Comment expliquer ce délai ?

Une équipe de l’Institut de Psychiatrie du King’s College à Londres s’est intéressée à différents facteurs pouvant influencer le délai entre la première visite chez un spécialiste et la prise en charge des symptômes bipolaires. Pour cela, ils ont réalisé une étude observationnelle rétrospective sur les dossiers de 1364 patients bipolaires, et ont mesuré l’impact de différents facteurs sur le temps écoulé entre la première visite chez un médecin psychiatre et la pose du diagnostic de troubles bipolaires.

Ils se sont notamment attachés à évaluer l’impact de l’âge, du genre, du groupe ethnique, du statut marital, d’une hospitalisation à la demande d’un tiers, d’un diagnostic antérieur de maladies psychiatriques, de la consommation d’alcool ou de substance psycho actives.
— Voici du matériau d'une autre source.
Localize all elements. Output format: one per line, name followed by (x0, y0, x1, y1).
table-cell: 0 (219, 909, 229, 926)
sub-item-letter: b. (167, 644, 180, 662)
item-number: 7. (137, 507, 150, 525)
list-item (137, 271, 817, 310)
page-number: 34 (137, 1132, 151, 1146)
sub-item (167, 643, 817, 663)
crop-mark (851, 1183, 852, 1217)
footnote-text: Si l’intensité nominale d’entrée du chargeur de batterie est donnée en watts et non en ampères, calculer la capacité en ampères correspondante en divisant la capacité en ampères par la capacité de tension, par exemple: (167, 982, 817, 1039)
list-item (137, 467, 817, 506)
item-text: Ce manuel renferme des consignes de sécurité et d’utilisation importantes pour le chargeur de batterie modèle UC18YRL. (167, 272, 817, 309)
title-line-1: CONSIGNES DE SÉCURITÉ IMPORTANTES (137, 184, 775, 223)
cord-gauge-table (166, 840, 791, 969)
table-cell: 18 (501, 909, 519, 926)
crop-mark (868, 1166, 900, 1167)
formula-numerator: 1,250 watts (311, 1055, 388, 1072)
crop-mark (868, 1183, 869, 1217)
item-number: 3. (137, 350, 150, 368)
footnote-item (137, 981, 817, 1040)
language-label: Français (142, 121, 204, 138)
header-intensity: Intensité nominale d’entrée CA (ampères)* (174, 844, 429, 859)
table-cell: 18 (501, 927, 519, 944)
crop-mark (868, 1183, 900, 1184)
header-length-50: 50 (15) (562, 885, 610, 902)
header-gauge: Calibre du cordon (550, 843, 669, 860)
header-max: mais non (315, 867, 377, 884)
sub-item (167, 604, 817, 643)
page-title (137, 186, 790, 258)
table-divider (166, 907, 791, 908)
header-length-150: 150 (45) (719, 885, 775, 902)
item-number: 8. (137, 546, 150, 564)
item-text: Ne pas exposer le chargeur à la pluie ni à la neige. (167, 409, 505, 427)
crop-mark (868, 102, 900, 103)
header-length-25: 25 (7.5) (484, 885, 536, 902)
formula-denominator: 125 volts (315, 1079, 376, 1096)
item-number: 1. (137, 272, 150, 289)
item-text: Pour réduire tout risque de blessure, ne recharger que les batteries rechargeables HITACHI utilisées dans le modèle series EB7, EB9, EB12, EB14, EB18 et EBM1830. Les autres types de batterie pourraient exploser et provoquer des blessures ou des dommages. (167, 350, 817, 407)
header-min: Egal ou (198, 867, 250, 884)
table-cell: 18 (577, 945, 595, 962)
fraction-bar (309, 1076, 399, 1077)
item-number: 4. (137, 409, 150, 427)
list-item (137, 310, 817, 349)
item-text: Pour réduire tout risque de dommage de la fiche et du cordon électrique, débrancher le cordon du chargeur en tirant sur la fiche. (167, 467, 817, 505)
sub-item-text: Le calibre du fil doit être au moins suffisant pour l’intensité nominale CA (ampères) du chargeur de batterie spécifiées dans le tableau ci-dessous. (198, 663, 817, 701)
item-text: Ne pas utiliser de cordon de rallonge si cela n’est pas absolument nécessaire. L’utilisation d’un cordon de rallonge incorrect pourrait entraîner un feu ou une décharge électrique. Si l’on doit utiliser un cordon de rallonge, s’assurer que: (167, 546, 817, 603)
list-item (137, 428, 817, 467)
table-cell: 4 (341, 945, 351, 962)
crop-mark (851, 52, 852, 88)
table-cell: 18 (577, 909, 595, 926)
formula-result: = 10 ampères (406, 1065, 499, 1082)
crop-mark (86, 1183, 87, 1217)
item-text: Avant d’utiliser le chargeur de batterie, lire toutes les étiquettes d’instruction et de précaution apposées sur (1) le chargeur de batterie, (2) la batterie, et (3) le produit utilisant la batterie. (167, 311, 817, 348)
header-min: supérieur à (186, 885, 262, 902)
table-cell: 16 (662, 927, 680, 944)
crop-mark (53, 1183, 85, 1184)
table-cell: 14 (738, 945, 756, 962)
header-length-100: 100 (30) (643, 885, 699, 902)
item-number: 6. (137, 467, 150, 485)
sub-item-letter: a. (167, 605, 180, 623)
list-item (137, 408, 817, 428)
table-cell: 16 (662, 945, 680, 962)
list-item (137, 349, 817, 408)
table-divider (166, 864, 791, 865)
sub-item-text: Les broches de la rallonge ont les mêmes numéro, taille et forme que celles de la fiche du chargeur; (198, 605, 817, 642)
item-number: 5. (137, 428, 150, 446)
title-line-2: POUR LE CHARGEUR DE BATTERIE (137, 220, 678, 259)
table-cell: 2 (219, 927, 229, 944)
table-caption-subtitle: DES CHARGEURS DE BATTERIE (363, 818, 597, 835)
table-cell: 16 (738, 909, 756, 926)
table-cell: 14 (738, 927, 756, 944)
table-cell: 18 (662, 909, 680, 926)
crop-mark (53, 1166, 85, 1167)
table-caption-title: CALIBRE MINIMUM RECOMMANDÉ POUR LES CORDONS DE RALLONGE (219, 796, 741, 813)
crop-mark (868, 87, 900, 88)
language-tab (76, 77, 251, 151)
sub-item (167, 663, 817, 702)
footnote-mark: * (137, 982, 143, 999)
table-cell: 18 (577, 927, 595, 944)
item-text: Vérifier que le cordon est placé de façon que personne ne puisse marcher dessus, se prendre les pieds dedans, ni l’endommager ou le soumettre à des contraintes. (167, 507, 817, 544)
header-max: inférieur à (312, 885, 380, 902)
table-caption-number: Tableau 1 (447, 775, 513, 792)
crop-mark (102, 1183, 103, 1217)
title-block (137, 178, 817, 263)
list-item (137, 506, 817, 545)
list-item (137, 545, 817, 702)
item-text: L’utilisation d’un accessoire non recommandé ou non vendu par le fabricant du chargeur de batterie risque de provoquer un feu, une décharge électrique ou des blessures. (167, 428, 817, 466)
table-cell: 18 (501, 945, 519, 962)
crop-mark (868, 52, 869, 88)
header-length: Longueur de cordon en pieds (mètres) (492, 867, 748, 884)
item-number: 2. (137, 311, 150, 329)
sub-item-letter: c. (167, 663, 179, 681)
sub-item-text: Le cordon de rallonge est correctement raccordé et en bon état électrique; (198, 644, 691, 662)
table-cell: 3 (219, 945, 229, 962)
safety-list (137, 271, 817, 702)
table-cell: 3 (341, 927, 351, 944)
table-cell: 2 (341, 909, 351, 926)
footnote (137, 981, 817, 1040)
Le délai du diagnostic se rallonge pour les personnes dépendantes

Les résultats de l’étude suggèrent que les patients reçoivent le diagnostic de leur bipolarité dans les deux mois suivant la première visite chez un médecin psychiatre. Le délai augmente considérablement pour les patients consommateurs d’alcool ou de drogues, et en moyenne, chez ces patients, la prise en charge intervient dans les 2 ans suivant la première visite chez un psychiatre. Selon les auteurs de l’étude, les symptômes du trouble bipolaire pourraient être, à tort, attribuer, aux effets de la consommation d’alcool ou de drogues, retardant ainsi la prise en charge.
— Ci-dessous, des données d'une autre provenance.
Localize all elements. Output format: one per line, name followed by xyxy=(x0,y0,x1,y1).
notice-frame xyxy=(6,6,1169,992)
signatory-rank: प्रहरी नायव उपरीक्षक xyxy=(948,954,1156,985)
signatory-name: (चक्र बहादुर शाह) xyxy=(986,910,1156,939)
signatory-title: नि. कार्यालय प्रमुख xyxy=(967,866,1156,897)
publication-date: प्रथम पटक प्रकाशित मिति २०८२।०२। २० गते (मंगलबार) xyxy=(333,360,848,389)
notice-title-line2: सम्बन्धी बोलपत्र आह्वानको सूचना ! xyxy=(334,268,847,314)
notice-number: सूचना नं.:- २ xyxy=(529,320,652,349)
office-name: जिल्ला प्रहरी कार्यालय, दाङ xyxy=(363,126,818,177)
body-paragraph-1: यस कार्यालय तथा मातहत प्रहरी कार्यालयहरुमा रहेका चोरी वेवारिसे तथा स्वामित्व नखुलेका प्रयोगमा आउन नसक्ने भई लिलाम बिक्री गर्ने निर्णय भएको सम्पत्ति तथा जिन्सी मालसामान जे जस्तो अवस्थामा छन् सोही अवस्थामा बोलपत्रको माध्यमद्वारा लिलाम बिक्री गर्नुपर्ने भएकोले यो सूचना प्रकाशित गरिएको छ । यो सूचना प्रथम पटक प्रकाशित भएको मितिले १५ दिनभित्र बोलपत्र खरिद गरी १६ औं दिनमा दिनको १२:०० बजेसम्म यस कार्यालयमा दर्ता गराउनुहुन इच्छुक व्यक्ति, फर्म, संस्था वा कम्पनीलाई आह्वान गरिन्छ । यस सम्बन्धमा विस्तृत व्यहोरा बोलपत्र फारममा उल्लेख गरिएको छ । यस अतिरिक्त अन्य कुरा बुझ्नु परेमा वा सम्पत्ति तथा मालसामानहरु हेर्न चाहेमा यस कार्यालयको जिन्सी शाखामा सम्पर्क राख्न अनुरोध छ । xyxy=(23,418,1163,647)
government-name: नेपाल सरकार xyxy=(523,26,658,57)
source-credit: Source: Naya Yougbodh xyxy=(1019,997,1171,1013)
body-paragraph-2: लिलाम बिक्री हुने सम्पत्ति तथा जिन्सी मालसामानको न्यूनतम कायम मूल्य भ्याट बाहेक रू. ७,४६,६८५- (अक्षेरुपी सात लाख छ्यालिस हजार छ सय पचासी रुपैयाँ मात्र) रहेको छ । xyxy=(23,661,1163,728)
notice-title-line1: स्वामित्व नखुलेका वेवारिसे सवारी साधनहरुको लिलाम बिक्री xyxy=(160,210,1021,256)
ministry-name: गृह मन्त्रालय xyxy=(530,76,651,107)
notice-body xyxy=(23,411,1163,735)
« Les patients ont besoin d’un diagnostic rapide »

Les résultats de cette étude sont à mettre en parallèle avec l’observation que près de la moitié des patients bipolaires présentent une addiction à l’alcool, au cannabis ou à d’autres drogues. En plus d’aggraver les symptômes de la maladie, cette dépendance affecte directement le diagnostic. Les cliniciens de l’étude insistent sur la nécessité d’obtenir un diagnostic rapide, et appellent à établir un nouvel arbre décisionnel pour diagnostiquer les troubles bipolaires chez les patients à risque.

Source : Delays before Diagnosis and Initiation of Treatment in Patients Presenting to Mental Health Services with Bipolar Disorder, R. Patel , H. Shetty, R. Jackson, M. Broadbent, R. Stewart, J. Boydell, P. McGuire, M.Taylor . Plos one, 2015.